Com base na sensibilidade e especificidade do MTBDRplus e considerando as estimativas de prevalência da resistência INH entre 4.000 isolados recebidos anualmente no IAL, estimamos que esse teste perderia 34 dos 292 isolados resistentes à INH. Por outro lado, o MTBDRplus forneceria informações adicionais sobre as suscetibilidades a RIF e INH de 375 MTBC de um total de 446 isolados com resultados inválidos no TSM para MGIT, anualmente.
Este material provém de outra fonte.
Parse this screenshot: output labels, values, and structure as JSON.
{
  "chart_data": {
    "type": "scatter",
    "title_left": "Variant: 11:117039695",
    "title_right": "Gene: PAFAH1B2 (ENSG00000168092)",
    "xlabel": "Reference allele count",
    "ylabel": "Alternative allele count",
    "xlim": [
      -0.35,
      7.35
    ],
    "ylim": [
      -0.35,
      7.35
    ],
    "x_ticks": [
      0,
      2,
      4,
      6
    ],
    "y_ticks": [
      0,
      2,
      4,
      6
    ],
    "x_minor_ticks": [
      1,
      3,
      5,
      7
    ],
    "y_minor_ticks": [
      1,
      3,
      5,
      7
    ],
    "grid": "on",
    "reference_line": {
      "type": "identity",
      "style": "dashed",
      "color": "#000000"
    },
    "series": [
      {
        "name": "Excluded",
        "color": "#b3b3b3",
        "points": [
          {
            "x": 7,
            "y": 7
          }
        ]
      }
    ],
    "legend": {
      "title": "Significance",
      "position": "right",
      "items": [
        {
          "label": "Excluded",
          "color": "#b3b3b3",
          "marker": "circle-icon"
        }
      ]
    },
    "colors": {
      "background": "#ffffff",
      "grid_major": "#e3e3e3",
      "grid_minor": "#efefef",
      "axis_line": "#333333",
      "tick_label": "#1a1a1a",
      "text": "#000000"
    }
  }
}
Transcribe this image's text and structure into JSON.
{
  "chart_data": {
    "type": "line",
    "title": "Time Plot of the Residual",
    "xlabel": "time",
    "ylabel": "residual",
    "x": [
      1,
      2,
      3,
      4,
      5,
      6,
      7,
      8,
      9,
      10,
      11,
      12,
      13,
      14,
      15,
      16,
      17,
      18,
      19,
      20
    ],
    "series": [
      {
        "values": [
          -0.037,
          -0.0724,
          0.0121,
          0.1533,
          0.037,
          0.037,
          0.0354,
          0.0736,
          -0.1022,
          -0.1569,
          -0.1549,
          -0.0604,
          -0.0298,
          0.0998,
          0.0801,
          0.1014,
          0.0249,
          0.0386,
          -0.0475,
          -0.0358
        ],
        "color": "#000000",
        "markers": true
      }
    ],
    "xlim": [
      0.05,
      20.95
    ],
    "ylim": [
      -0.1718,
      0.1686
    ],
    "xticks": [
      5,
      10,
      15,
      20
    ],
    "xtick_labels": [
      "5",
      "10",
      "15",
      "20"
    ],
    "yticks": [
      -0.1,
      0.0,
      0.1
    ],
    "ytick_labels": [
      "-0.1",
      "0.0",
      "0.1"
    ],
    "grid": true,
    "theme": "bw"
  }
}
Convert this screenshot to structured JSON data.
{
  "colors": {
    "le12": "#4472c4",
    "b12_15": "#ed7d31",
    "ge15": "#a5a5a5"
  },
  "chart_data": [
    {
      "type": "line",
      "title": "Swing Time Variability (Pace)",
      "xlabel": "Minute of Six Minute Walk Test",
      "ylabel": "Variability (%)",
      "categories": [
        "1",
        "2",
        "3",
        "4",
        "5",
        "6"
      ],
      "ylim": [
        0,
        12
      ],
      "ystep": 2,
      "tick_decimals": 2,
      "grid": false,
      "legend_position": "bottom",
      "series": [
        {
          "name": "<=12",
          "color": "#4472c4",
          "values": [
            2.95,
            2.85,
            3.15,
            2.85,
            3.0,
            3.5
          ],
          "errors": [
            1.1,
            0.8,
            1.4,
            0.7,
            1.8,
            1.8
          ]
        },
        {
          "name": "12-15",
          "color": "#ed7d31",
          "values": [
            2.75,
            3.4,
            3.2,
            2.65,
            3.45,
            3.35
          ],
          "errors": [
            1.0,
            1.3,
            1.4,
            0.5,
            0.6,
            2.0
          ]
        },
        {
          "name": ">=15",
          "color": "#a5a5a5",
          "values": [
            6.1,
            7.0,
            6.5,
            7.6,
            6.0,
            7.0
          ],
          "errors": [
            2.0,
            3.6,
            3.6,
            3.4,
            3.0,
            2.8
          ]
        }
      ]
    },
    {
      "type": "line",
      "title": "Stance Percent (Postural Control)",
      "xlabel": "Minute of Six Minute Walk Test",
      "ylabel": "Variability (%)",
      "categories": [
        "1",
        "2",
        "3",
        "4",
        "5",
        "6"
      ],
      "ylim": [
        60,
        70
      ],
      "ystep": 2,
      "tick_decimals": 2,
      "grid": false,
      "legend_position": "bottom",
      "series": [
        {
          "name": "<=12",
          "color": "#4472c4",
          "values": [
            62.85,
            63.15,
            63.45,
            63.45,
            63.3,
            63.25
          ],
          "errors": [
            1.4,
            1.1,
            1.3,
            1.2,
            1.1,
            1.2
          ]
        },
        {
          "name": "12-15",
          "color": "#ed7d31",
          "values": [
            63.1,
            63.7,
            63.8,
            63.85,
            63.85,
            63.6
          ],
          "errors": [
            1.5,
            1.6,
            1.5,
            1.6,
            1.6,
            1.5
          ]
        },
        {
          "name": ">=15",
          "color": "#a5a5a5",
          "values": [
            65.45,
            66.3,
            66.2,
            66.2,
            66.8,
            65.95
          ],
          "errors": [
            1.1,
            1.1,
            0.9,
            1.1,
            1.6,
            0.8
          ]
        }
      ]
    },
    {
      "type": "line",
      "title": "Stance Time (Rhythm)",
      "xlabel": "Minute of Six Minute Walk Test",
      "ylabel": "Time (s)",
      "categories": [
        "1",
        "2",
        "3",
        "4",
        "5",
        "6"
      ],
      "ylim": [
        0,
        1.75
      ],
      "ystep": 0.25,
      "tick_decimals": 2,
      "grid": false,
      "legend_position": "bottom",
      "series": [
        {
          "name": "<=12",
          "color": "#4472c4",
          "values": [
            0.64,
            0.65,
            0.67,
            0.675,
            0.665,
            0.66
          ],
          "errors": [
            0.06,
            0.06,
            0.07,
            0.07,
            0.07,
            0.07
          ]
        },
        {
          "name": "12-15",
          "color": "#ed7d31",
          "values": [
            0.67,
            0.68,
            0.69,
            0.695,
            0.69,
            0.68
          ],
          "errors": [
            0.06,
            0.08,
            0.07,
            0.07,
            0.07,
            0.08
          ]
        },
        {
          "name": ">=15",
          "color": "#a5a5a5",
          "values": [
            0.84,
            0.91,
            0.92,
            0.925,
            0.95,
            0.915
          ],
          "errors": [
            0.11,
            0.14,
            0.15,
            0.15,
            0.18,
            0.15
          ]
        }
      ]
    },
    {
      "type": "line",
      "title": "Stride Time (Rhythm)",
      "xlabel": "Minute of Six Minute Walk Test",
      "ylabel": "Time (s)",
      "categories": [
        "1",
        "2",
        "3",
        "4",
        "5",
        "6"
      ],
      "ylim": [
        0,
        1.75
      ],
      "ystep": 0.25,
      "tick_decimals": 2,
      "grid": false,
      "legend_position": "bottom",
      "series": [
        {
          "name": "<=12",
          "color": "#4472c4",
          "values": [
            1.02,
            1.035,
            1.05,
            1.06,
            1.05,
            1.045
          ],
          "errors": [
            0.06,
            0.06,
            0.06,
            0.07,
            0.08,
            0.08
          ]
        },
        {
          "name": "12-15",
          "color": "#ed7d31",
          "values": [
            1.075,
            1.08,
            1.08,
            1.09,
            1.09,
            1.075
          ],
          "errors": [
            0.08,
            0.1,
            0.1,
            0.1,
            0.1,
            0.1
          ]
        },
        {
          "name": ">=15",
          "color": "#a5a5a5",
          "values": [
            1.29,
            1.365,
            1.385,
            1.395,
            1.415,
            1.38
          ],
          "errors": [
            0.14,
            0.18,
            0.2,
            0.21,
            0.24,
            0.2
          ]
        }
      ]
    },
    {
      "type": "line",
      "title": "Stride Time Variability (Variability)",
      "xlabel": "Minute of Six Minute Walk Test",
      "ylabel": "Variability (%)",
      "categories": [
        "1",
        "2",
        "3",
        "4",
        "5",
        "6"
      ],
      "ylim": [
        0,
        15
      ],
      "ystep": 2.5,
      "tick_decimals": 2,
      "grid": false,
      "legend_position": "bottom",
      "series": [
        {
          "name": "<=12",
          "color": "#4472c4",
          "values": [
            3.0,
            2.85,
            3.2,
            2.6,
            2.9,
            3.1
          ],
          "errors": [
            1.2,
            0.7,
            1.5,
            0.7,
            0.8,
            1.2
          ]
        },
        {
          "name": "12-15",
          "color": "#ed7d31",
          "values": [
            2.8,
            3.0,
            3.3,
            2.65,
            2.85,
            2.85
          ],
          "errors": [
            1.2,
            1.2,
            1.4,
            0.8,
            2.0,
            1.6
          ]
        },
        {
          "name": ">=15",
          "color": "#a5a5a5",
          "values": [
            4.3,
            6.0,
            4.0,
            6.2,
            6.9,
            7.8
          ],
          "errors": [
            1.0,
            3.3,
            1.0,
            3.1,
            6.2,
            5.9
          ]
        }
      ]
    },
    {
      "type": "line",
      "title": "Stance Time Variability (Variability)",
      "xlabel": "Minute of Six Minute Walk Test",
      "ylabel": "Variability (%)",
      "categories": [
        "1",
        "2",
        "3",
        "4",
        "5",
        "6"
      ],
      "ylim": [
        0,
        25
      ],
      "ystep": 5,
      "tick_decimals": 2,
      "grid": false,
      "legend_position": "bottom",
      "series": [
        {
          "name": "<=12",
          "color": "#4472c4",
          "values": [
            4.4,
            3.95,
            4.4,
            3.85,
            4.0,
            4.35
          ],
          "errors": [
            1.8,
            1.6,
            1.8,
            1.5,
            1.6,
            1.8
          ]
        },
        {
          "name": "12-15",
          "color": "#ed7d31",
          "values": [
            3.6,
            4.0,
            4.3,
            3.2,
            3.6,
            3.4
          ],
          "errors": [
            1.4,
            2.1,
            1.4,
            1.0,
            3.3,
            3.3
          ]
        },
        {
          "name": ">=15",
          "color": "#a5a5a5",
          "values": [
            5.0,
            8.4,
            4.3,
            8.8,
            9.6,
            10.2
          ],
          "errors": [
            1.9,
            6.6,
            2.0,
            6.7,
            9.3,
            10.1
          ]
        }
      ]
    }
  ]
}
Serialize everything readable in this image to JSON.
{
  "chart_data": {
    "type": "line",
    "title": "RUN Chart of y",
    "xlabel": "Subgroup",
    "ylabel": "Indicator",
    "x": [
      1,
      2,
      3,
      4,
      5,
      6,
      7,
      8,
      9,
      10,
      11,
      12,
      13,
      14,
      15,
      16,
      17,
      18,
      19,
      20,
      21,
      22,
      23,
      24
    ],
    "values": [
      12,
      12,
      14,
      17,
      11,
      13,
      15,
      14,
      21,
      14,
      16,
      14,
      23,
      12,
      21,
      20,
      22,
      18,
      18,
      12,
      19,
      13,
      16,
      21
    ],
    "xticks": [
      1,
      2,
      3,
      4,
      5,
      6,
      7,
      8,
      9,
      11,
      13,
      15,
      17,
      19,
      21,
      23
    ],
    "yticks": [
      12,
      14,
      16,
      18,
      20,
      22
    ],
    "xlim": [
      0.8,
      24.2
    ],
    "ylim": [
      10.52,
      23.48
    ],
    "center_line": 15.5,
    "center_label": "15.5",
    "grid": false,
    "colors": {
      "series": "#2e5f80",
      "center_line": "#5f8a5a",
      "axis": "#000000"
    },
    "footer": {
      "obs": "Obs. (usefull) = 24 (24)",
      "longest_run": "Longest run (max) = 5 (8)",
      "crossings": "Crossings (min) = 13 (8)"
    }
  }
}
O TR mais curto para a conclusão do teste faz do MTBDRplus o método mais eficaz. A maioria dos laudos laboratoriais seria divulgada antes que 1% dos laudos do TSM em MGIT estivessem disponíveis. Além disso, a carga de trabalho para realização do TSM fenotípico seria drasticamente reduzida, proporcionando tempo para acomodar mais exames. Portanto, não só os pacientes presumidamente resistentes a TB teriam a oportunidade de iniciar o tratamento mais cedo com o regime mais adequado, como observado em Ribeirão Preto,26 mas também poderíamos ampliar o acesso a pelo menos um TSM para todos os pacientes, como recomendado pela OMS.24 Além disso, o MTBDRplus representa um risco biológico menor para o pessoal de laboratório do que o TSM convencional, uma vez que requer menos manipulação de culturas vivas.
Para os autores, este é o primeiro estudo prospectivo no Brasil avaliando a utilidade do MTBDRplus em um laboratório de referência de TB que atende o estado brasileiro mais populoso. Ele fornece informações para a implementação desse teste no algoritmo de diagnóstico de TB no Brasil. No entanto, o estudo tem várias limitações. Primeiro, o número de isolados resistentes não foi grande o suficiente para tirar conclusões mais sólidas sobre a frequência e padrão de mutações em nosso meio. Segundo, não realizamos o teste de concentração inibitória mínima de isolados que apresentaram mutações, tampouco naquela que carrega uma combinação de duas mutações rpoB não descritas na literatura. Por fim, não investigamos a presença de mutações em isolados suscetíveis, pois apenas sequenciamos isolados mostrando resultados conflitantes ou não completamente identificados pelo MTBDRplus.
Em conclusão, a precisão do diagnóstico do ensaio MTBDRplus foi excelente na detecção de resistência ao MTBC para RIF e INH e multirresistentes. Nenhum isolado fenotipicamente suscetível foi erroneamente identificado como multirresistente, e nenhum isolado multirresistente foi incorretamente predito como suscetível a ambos os fármacos. As vantagens do teste, como a redução do tempo para o diagnóstico, a facilidade de execução e a obtenção de resultados adicionais, que de outra forma seriam inválidos pelo TSM fenotípico, impedem suas desvantagens, principalmente os resultados falsos suscetíveis à INH. Para diagnosticar a resistência clínica com precisão, a associação da natureza das mutações com o nível de suscetibilidade fenotípica deve ser cuidadosamente avaliada.